Другая часть меня была убеждена, что я – особенная. Может быть потому, что я часто слышала слова бабушки: «У Лизы 7 талантов и она поцелована Богом».
Я хорошо училась, играла на фортепиано и неплохо пела. И если в школе я часто чувствовала невидимую стену между собой и всеми остальными, то в своей большой родне я была предметом обожания.
С детства мама внушала мне мысль, что я – умница и у меня все получится. Мы жили по ее установке: если чего-то очень хочется, нужно не мечтать, а «замечтать».
Я послушалась маму и «замечтала»: попасть в Диснейленд. И поскорее.
В 14 лет я узнала, что некоторые мои одноклассники, которым было уже 15 лет, участвуют в конкурсе на поездку в США. Вот он – билет в сказку: чтобы попасть в Диснейленд нужно выиграть конкурс. Мечта подмигнула мне: you can do it[3]. Может быть, я и смогу, но на одно призовое место приходилось всего-то около тысячи подростков.
Я пошла сдавать документы на конкурс и вдруг обнаружила жесткое ограничение по возрасту: до конкурса допускались только те, кому уже было 15 лет и кому еще не исполнилось 16. «Приходите в следующем году», – сказали мне кураторы программы.
В течение 8 месяцев я с завистью наблюдала, как пятнадцатилетние школьники со всей округи готовятся к экзаменам по английскому языку, пишут эссе, ходят на собеседования. Как они идут к «моей» мечте. Конкурс состоял из 5 этапов, и на каждом этапе отсеивали половину претендентов. Меня завораживала мысль о том, что кто-то из них полетит туда, в загадочную параллельную реальность. Двое ребят, с которыми я дружила, победили. Двое из тысячи.
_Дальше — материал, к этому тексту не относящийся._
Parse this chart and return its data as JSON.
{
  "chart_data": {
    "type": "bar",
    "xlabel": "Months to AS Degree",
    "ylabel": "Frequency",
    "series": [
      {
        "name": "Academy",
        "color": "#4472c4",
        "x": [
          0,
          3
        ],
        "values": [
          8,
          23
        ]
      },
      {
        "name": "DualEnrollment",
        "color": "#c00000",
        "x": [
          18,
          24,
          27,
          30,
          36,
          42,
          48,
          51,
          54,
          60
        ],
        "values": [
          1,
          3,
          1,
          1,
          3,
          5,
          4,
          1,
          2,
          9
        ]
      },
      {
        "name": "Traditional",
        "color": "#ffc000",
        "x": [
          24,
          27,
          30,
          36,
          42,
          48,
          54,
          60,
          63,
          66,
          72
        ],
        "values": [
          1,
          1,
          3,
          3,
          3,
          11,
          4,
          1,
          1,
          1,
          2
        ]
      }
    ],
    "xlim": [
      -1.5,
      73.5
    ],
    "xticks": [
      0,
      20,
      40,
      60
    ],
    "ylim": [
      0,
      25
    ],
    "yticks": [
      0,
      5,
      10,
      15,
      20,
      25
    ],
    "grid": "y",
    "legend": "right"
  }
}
Один полетел в штат Канзас, другой в Иллинойс. «Далековато от Диснейленда, – думала я. – Но не так далеко, как от Иванова».
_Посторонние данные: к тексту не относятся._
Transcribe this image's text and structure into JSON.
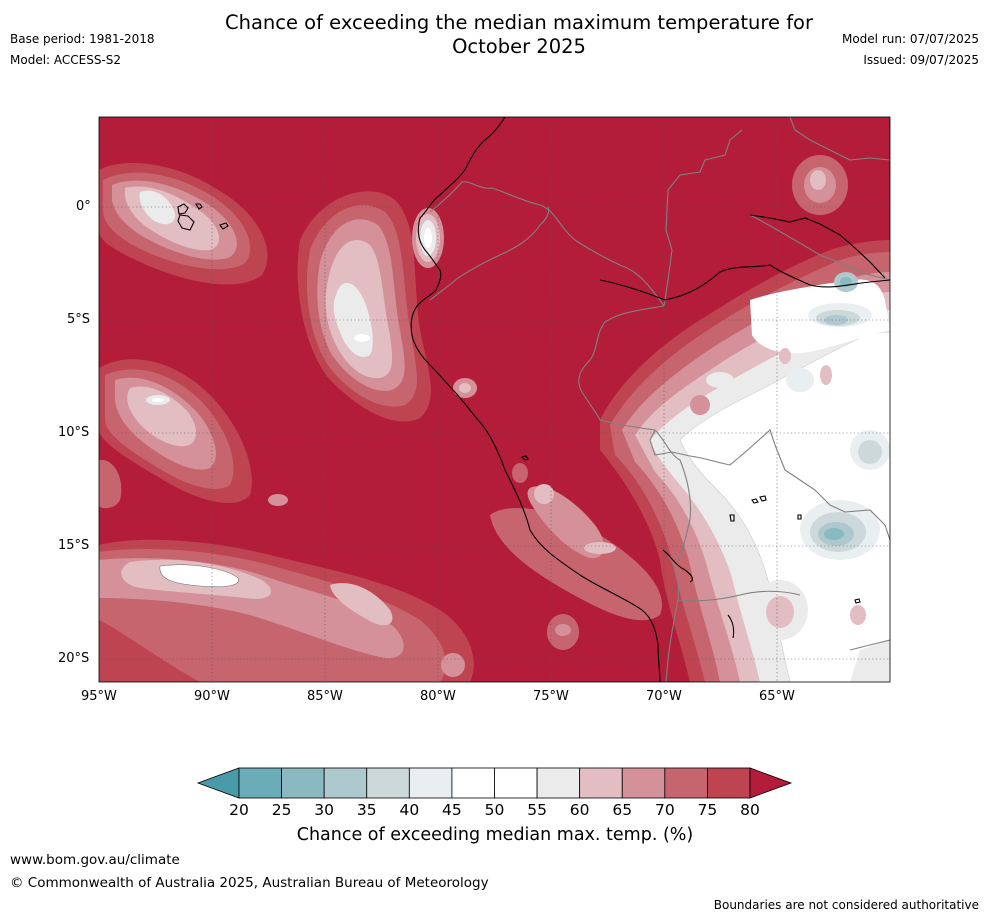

Как же тягостно было ждать целый год, чтобы попробовать выиграть заветный приз, но я не теряла времени даром: учила американский сленг, читала американскую литературу, участвовала в Гаагской Модели ООН.
Когда пришел сентябрь, во всех школах объявили о начале конкурса. Настал мой шанс.
В первом туре мы сдали тесты на базовые знания английского языка. После него экзаменаторы отсеяли половину участников. Во втором туре нам устроили экзамен посерьезнее – мы писали ответы в формате эссе. После второго тура осталось всего несколько сотен кандидатов. На финишный этап приехало подкрепление из США, и нам устроили групповые и индивидуальные собеседования.
Встреча один на один длилась не более 5 минут и уже стерлась из памяти. Но зато я хорошо помню групповое собеседование, которое длилось около двух часов. Помню, потому что до сих пор ощущаю жуткий дискомфорт от того, что тогда случилось.
Представьте себе комнату, где находятся 10 подростков и 2 экзаменатора. Она пропитана острым желанием каждого из нас произвести впечатление. Мы понимаем, что от сегодняшнего дня зависит наше будущее: кто-то выиграет эту лотерею и получит путевку в новую жизнь, вместе с полным финансированием на целый год, а кто-то, несмотря на страстное желание и массу усилий, проиграет. Второго шанса победить в этом конкурсе уже ни у кого не будет. Напряжение зашкаливает. Но вместо того, чтобы вести себя раскованно и улыбаться american-style[4], я краснею и потею от ужаса и от взгляда 20 пар таких же испуганных глаз.
Мы сидим в кругу, и нам по очереди задают разные вопросы на проверку нашей психологической готовности. Я понимаю, что любое слово и жест либо приблизит меня, либо отдалит от заветной мечты. Мои щеки горят, жесты становятся резкими, дыхание еще больше учащается.
И вот интервью подходит к концу, и нам задают финальный вопрос: «Уверены ли вы, что вы выиграете этот конкурс и поедете в США?»
Первого просят ответить Артема, моего одноклассника, он сидит слева от меня. И, как хорошо воспитанный советский подросток, Тема отвечает: «Конечно, я не могу быть уверенным, но я очень хотел бы поехать». Дальше экзаменатор идет по кругу и повторяет вопрос каждому.
Все отвечают примерно то же, что и Тема. Они все делают, чтобы победить, но это не в наших руках, и решение за жюри.
Я последняя, кому задают этот вопрос. Моя кожа горит, в висках стучит, а мозг усиленно ищет подсказку: «Что говорить? Что же, что же говорить им?»
«Надо отличиться», – шепчет что-то внутри меня. – Нельзя повторять за другими. Это мой последний шанс повлиять на решение судей». Наконец интервьюер обращается ко мне и спрашивает: «Лиза, а что скажете вы? Уверены ли вы, что победите?»